All'attacco è andato Miki Zohar, ministro della Cultura e dello Sport di Israele, che sul proprio account X ha bollato il successo di No Other Land come un "momento triste" per il mondo del cinema. Ai registi ha imputato la colpa di "amplificare narrazioni che distorcono l'immagine di Israele di fronte al pubblico internazionale", piuttosto che impegnarsi per presentare la complessità della realtà israeliana. Zohar ha specificato che la libertà di espressione è sacrosanta, ma allo stesso tempo ha parlato di "sabotaggio" per le modalità utilizzate.

Considerando la scia del massacro del 7 ottobre da parte di Hamas e della guerra in corso, il ministro ha condannato a chiare lettere il tentativo di "trasformare la diffamazione di Israele in uno strumento di promozione internazionale". Perciò ha rivendicato la riforma del cinema finanziato dallo Stato: l'obiettivo è quello di far sì che i soldi dei contribuenti vengano destinati a opere d'arte che parlino davvero al pubblico israeliano, "piuttosto che a un'industria che costruisce la propria carriera sulla diffamazione di Israele sulla scena mondiale".

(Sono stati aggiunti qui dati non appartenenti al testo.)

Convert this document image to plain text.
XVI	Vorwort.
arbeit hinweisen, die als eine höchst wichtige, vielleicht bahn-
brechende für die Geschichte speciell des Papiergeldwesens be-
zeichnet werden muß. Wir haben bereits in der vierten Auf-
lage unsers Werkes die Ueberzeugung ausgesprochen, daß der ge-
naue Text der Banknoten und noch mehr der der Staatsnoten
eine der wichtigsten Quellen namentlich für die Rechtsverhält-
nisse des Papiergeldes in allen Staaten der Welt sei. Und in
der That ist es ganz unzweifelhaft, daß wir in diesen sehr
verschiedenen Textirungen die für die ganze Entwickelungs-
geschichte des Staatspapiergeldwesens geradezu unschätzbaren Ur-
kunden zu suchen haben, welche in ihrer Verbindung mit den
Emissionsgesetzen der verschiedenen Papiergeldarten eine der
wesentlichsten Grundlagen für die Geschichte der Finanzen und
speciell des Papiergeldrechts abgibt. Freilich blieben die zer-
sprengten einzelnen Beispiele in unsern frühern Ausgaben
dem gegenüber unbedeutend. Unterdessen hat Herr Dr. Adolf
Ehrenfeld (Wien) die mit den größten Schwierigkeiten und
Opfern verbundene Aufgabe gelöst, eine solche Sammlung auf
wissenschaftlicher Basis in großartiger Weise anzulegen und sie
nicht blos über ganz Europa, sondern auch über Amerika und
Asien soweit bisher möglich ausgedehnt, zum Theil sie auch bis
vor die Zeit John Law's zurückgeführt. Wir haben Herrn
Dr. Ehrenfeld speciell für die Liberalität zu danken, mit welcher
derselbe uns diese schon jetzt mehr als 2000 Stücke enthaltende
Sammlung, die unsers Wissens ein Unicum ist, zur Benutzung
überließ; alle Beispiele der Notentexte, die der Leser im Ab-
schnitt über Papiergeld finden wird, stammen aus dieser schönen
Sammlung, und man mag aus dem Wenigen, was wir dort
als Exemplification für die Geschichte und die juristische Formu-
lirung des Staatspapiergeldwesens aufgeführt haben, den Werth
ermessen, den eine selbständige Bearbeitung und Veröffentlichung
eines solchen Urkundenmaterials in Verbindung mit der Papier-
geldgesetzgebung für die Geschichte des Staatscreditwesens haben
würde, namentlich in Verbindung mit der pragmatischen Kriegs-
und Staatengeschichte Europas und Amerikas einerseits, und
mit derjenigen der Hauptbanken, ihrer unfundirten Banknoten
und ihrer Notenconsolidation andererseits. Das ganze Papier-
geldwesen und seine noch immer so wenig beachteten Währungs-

Le parole furibonde di Zohar sono ovviamente differenti dal pensiero della squadra che firma No Other Land, secondo cui il film è l'occasione per veicolare un messaggio di speranza: "Insieme possiamo avere una voce più forte, noi ci vediamo gli uni con gli altri". L'appello lanciato viaggia su due direzioni: la fine della distruzione di Gaza e la liberazione degli ostaggi israeliani. E c'è chi ha criticato la politica estera degli Stati Uniti, accusata di ostacolare il tutto.

L'israeliano Yuval Abraham, uno dei registi, ha posto l'attenzione su un punto: "Siamo tutti interconnessi, non è troppo tardi per garantire questo. Non ci sono altre soluzioni".

Gli ha fatto eco l'attivista palestinese Basel Adra, che ha ribadito come il film rifletta la dura realtà che viene sopportata ormai da decenni. "Spero che mia figlia non debba vivere la vita che sto vivendo io: sempre nel timore della violenza", è il suo auspicio.